Were these particular birds gutted and plucked?

I think that, for food safety, we should address this glaring oversight in this rhyme. We all know about fresh chicken, right? None of us would bake a chicken pie with the poultry right from the henhouse. One obvious problem is how to keep the birds in the pie pan while trying to apply either the top or bottom crust. I hear on good authority that chickens react violently to high heat. Duly noted. There is another problem that I surmise. Chickens are relatively easy to get one’s hands on whereas blackbirds are rather, dare I use the word, “flighty.” For our purposes here we will consider that it took multiple days and an almost grim determination to acquire those particular 24 birds. Agree? Let’s move on.

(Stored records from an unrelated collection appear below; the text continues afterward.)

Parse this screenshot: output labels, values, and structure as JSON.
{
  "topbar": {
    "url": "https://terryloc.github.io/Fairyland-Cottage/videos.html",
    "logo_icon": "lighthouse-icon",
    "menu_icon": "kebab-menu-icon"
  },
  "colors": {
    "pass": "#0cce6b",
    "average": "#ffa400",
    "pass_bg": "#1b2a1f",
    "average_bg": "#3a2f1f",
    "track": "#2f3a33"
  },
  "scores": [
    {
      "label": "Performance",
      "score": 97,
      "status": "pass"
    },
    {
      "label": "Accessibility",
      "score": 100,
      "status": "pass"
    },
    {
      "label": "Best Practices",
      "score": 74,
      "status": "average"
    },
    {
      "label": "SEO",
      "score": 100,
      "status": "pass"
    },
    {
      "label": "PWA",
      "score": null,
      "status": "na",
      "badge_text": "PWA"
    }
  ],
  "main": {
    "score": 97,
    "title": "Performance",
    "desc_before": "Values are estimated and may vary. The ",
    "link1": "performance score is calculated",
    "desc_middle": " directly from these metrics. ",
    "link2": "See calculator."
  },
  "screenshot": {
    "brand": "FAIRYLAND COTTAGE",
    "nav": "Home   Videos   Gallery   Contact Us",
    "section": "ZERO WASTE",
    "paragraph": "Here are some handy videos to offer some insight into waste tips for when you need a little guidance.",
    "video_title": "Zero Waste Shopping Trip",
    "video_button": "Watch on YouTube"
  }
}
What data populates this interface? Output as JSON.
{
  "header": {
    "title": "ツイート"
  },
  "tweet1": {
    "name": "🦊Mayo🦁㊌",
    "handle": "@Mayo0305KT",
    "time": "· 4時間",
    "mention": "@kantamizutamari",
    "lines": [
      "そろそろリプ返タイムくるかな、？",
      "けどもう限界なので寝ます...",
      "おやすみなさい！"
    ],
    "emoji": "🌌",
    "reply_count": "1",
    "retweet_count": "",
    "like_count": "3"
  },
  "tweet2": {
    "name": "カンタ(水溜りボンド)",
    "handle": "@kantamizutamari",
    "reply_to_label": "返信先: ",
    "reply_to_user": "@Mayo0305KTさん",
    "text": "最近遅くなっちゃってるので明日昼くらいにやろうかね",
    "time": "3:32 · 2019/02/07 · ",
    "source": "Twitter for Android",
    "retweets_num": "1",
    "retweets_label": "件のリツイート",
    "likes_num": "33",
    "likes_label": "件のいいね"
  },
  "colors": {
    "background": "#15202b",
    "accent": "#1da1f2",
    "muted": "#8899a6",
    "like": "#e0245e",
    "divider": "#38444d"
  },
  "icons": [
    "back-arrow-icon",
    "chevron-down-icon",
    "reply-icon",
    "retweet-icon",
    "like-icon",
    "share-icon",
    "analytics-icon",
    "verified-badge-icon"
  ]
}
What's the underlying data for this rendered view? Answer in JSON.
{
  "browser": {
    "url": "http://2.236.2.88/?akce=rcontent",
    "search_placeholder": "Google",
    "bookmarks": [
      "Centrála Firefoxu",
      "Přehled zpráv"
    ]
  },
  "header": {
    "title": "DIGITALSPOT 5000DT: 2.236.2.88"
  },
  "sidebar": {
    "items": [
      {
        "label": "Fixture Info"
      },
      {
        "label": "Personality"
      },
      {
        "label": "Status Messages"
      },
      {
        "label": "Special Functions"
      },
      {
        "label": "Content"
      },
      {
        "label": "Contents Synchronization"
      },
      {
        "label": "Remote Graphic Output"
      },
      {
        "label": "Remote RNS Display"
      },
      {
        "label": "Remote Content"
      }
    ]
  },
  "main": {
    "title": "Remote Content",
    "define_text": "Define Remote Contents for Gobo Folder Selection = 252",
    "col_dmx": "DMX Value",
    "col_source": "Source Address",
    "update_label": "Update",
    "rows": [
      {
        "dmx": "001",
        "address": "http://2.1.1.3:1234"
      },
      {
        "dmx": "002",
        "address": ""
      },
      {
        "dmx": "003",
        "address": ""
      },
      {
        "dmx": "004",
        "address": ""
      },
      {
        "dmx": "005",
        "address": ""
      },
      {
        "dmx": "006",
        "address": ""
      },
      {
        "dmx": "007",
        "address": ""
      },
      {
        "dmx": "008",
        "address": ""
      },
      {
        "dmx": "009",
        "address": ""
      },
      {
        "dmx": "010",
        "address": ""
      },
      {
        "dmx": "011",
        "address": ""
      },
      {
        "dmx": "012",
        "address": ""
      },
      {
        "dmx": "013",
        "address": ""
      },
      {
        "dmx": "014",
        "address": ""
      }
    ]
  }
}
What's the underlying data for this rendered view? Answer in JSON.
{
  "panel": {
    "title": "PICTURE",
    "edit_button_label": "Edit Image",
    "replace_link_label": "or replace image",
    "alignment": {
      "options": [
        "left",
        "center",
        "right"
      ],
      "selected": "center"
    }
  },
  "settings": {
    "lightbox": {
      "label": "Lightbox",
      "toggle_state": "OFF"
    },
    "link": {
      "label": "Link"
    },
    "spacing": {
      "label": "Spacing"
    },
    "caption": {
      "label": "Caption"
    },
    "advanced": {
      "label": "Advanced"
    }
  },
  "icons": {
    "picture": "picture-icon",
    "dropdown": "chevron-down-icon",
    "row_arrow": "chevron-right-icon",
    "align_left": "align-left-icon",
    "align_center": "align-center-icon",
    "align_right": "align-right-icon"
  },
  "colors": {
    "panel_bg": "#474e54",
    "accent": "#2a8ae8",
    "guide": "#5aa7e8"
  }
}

Upside down or Downside up?

Although it sounds rather mundane when one considers the baking of blackbirds it seems much more practical to me to place the birds back side down with feet in the air to better support the top crust. Do you agree? If we assume that the birds have been gutted and plucked the legs and feet can be left on to better facilitate those aspects of correct top crust placement and manipulation. We will not go into the making of the crust. Whether or not ice water was used to make it or whether they used butter or shortening. We will assume butter, OK?

Lastly-Nimber of pies.

When one is making dough for crust we usually make more than is absolutely needed so that we can also make a cinnamon roll or some other baked delicacy. Would I be going too far to suggest that it might be less wasteful, to bake 24 birds, by using one dozen in one pie and a second pie for the second dozen? If a large group is getting together we should think of the appetite of the children and, perhaps, make 4 pies using 6 birds per pie in order to better make use of the entire meal by serving it in smaller portions. This would also help greatly to better preserve the fine linens from spillage and the resulting stains. In turn, that would save water and detergent when cleaning up after the meal and one would still be able to send small portions of the inevitable leftovers home with the guests.

Now, this is but a start of proper analytical assignation for you. You should, having read this, no longer have that innate fear of reading nursery rhymes to children or grandchildren. In all probability, your children will not ask these types of questions as I once did. My parents, upon kicking me out, simply stated to me, “Go!” I was 11 and this is my story. And you thought you had my number, eh?